Binomial coefficients identity : $\sum_{k=1}^{n-m+1} k\binom{n-k+1}{m}=\binom{n+2}{m+2}$ For any positive integer m&n.$n\ge m$ , let $\left( {\begin{array}{*{20}{c}}
n\\
m
\end{array}} \right) = {}^n{C_m}$. Prove that $\left( {\begin{array}{*{20}{c}}
n\\
m
\end{array}} \right) + 2\left( {\begin{array}{*{20}{c}}
{n - 1}\\
m
\end{array}} \right) + 3\left( {\begin{array}{*{20}{c}}
{n - 2}\\
m
\end{array}} \right) + .. + \left( {n - m + 1} \right)\left( {\begin{array}{*{20}{c}}
m\\
m
\end{array}} \right) = \left( {\begin{array}{*{20}{c}}
{n + 2}\\
{m + 2}
\end{array}} \right)$
My approach is as follow
$n=4, m=2$
$\left( {\begin{array}{*{20}{c}}
4\\
2
\end{array}} \right) + 2\left( {\begin{array}{*{20}{c}}
3\\
2
\end{array}} \right) + 3\left( {\begin{array}{*{20}{c}}
2\\
2
\end{array}} \right) = \left( {\begin{array}{*{20}{c}}
6\\
4
\end{array}} \right) = 15$
$6 + 6 + 3 = 15 \Rightarrow LHS = RHS$
But not able to solve it via property
 A: Here is a combinatorial approach. Consider the set
$$\{ 1,2,3,4,\ldots,n-1,n,n+1,n+2\}$$
We will pick $m+2$ distinct numbers. This can be done randomly in $\binom{n+2}{m+2}$ ways.

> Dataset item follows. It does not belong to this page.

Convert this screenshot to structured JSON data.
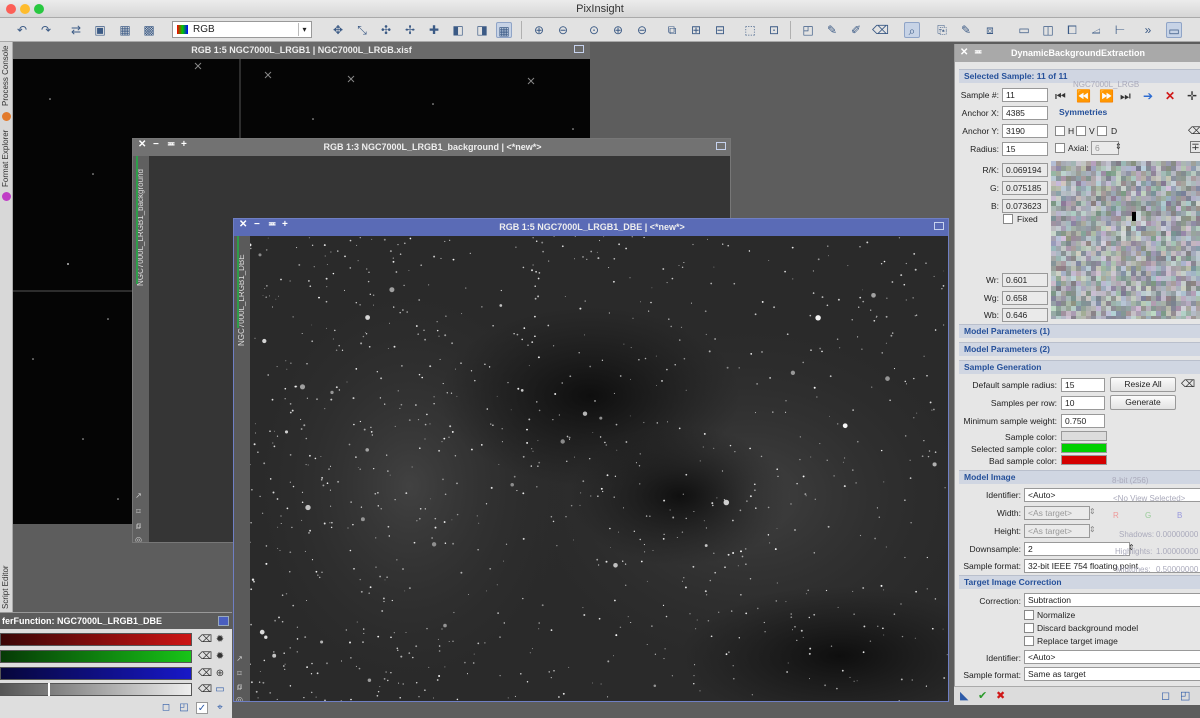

Another way to do the same would be prioritizing the second smallest element.
If second smallest number is $2$, we can choose $1$ as the smallest element and select $m$ out of remaining $n$ numbers. $\binom{n}{m}$ ways.
If second smallest number is $3$, we can choose the smallest in two ways out of $1,2$ and select $m$ out of remaining $n-1$ in $\binom{n-1}{m}$ ways.

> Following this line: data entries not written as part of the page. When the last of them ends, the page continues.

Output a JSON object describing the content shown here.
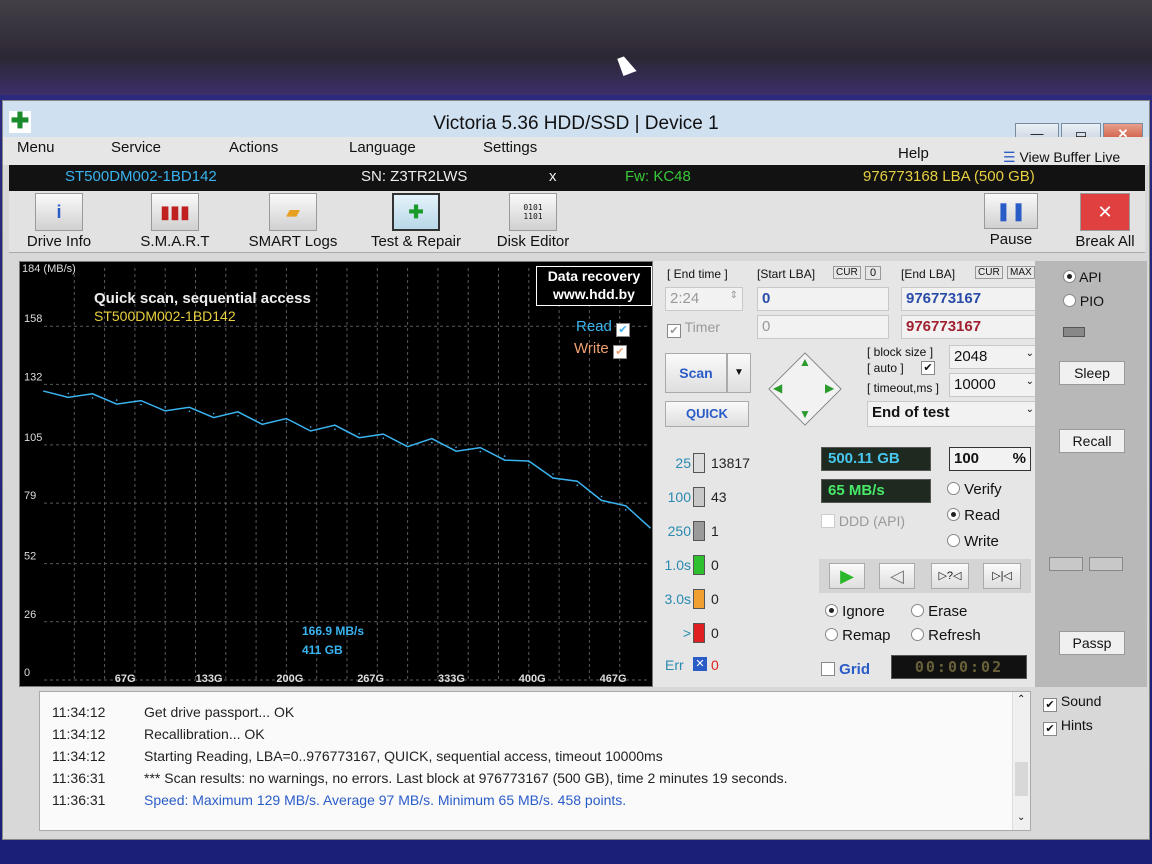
{
  "window": {
    "title": "Victoria 5.36 HDD/SSD | Device 1"
  },
  "menu": {
    "items": [
      "Menu",
      "Service",
      "Actions",
      "Language",
      "Settings",
      "Help"
    ],
    "view_buffer": "View Buffer Live"
  },
  "drive": {
    "model": "ST500DM002-1BD142",
    "sn": "SN: Z3TR2LWS",
    "x": "x",
    "fw": "Fw: KC48",
    "lba": "976773168 LBA (500 GB)"
  },
  "toolbar": {
    "tabs": [
      "Drive Info",
      "S.M.A.R.T",
      "SMART Logs",
      "Test & Repair",
      "Disk Editor"
    ],
    "pause": "Pause",
    "break_all": "Break All"
  },
  "graph": {
    "unit_label": "184 (MB/s)",
    "title": "Quick scan, sequential access",
    "model": "ST500DM002-1BD142",
    "ad_line1": "Data recovery",
    "ad_line2": "www.hdd.by",
    "read_label": "Read",
    "write_label": "Write",
    "y_ticks": [
      "158",
      "132",
      "105",
      "79",
      "52",
      "26",
      "0"
    ],
    "x_ticks": [
      "67G",
      "133G",
      "200G",
      "267G",
      "333G",
      "400G",
      "467G"
    ],
    "cursor_speed": "166.9 MB/s",
    "cursor_pos": "411 GB"
  },
  "chart_data": {
    "type": "line",
    "title": "Quick scan, sequential access",
    "xlabel": "",
    "ylabel": "184 (MB/s)",
    "xlim": [
      0,
      500
    ],
    "ylim": [
      0,
      184
    ],
    "series": [
      {
        "name": "Read",
        "x": [
          0,
          20,
          40,
          60,
          80,
          100,
          120,
          140,
          160,
          180,
          200,
          220,
          240,
          260,
          280,
          300,
          320,
          340,
          360,
          380,
          400,
          420,
          440,
          460,
          480,
          500
        ],
        "y": [
          129,
          128,
          126,
          125,
          123,
          122,
          120,
          119,
          118,
          116,
          115,
          113,
          112,
          110,
          108,
          106,
          106,
          104,
          102,
          100,
          96,
          92,
          87,
          82,
          76,
          68
        ]
      }
    ]
  },
  "params": {
    "end_time_label": "[ End time ]",
    "end_time": "2:24",
    "timer_label": "Timer",
    "start_lba_label": "[Start LBA]",
    "cur": "CUR",
    "zero": "0",
    "end_lba_label": "[End LBA]",
    "max": "MAX",
    "start_lba": "0",
    "start_lba2": "0",
    "end_lba": "976773167",
    "end_lba2": "976773167",
    "scan": "Scan",
    "quick": "QUICK",
    "block_size_label": "[ block size ]",
    "auto_label": "[ auto ]",
    "block_size": "2048",
    "timeout_label": "[ timeout,ms ]",
    "timeout": "10000",
    "end_of_test": "End of test"
  },
  "stats": {
    "rows": [
      {
        "label": "25",
        "count": "13817",
        "color": "#dcdcdc"
      },
      {
        "label": "100",
        "count": "43",
        "color": "#c8c8c8"
      },
      {
        "label": "250",
        "count": "1",
        "color": "#9a9a9a"
      },
      {
        "label": "1.0s",
        "count": "0",
        "color": "#2ec02e"
      },
      {
        "label": "3.0s",
        "count": "0",
        "color": "#f0a030"
      },
      {
        "label": ">",
        "count": "0",
        "color": "#e02020"
      }
    ],
    "err_label": "Err",
    "err_count": "0",
    "size": "500.11 GB",
    "percent": "100",
    "pct_sign": "%",
    "speed": "65 MB/s",
    "ddd": "DDD (API)",
    "verify": "Verify",
    "read": "Read",
    "write": "Write",
    "ignore": "Ignore",
    "erase": "Erase",
    "remap": "Remap",
    "refresh": "Refresh",
    "grid": "Grid",
    "timer": "00:00:02"
  },
  "side": {
    "api": "API",
    "pio": "PIO",
    "sleep": "Sleep",
    "recall": "Recall",
    "passp": "Passp",
    "sound": "Sound",
    "hints": "Hints"
  },
  "log": [
    {
      "time": "11:34:12",
      "text": "Get drive passport... OK",
      "color": "#222"
    },
    {
      "time": "11:34:12",
      "text": "Recallibration... OK",
      "color": "#222"
    },
    {
      "time": "11:34:12",
      "text": "Starting Reading, LBA=0..976773167, QUICK, sequential access, timeout 10000ms",
      "color": "#222"
    },
    {
      "time": "11:36:31",
      "text": "*** Scan results: no warnings, no errors. Last block at 976773167 (500 GB), time 2 minutes 19 seconds.",
      "color": "#222"
    },
    {
      "time": "11:36:31",
      "text": "Speed: Maximum 129 MB/s. Average 97 MB/s. Minimum 65 MB/s. 458 points.",
      "color": "#2a5cc8"
    }
  ]
}
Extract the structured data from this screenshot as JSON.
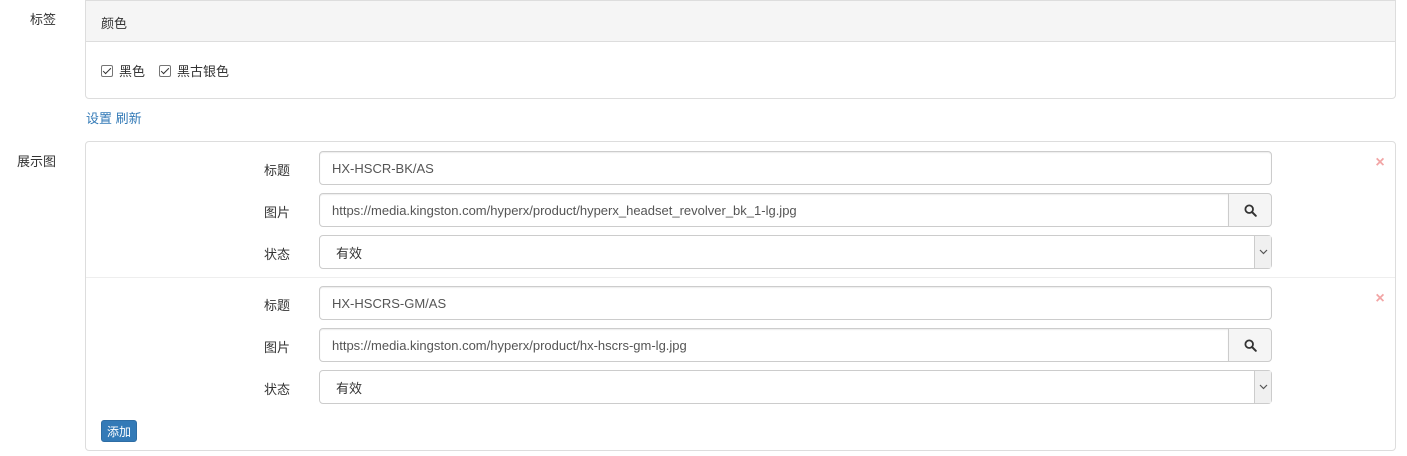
{
  "tags": {
    "label": "标签",
    "group_title": "颜色",
    "options": [
      {
        "label": "黑色",
        "checked": true
      },
      {
        "label": "黑古银色",
        "checked": true
      }
    ]
  },
  "links": {
    "settings": "设置",
    "refresh": "刷新"
  },
  "gallery": {
    "label": "展示图",
    "field_labels": {
      "title": "标题",
      "image": "图片",
      "status": "状态"
    },
    "items": [
      {
        "title": "HX-HSCR-BK/AS",
        "image": "https://media.kingston.com/hyperx/product/hyperx_headset_revolver_bk_1-lg.jpg",
        "status": "有效"
      },
      {
        "title": "HX-HSCRS-GM/AS",
        "image": "https://media.kingston.com/hyperx/product/hx-hscrs-gm-lg.jpg",
        "status": "有效"
      }
    ],
    "remove_symbol": "×",
    "add_label": "添加"
  },
  "colors": {
    "link": "#337ab7",
    "primary_button": "#337ab7",
    "remove_icon": "#f2a5a5"
  }
}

In general, if second smallest choice is $i+1$, the smallest can be picked in $i$ ways and rest in $\binom{(n+2)-(i+1)}{m}=\binom{n-i+1}{m}$ ways.

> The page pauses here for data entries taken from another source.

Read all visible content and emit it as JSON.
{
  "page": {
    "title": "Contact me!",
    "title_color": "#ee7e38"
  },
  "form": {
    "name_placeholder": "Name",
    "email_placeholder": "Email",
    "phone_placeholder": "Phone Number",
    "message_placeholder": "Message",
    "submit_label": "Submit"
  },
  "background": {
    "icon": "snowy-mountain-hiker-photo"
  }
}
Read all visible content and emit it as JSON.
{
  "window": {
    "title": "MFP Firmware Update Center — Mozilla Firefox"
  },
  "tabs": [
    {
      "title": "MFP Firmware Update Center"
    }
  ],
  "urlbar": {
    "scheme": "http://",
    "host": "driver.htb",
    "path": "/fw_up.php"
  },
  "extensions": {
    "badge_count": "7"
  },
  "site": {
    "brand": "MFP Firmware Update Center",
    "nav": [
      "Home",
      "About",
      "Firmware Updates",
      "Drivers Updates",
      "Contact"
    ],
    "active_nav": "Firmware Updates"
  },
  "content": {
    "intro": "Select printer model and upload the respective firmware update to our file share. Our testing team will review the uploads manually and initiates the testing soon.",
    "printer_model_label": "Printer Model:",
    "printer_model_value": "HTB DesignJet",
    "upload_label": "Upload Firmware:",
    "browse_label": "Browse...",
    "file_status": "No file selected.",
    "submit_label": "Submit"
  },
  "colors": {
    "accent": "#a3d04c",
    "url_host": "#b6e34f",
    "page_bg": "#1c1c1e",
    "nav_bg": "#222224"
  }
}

Summing over all valid values of $i$, LHS=RHS is proved.
A: Starting from
$$\sum_{k=1}^{n-m+1} k {n-k+1\choose m}$$
we re-write as
$$\sum_{k=1}^{n-m+1} k {n-k+1\choose n-m+1-k}
= [z^{n-m+1}] (1+z)^{n+1}
\sum_{k=1}^{n-m+1} k \frac{z^k}{(1+z)^k}$$
Here the coefficient extractor enforces the upper limit of the sum and
we obtain
$$[z^{n-m+1}] (1+z)^{n+1}
\sum_{k\ge 1} k \frac{z^k}{(1+z)^k}
\\ = [z^{n-m+1}] (1+z)^{n+1}
\frac{z/(1+z)}{(1-z/(1+z))^2}
= [z^{n-m+1}] (1+z)^{n+1}
z (1+z)
\\ = [z^{n-m}] (1+z)^{n+2} = {n+2\choose n-m}
= {n+2\choose m+2}$$
as claimed.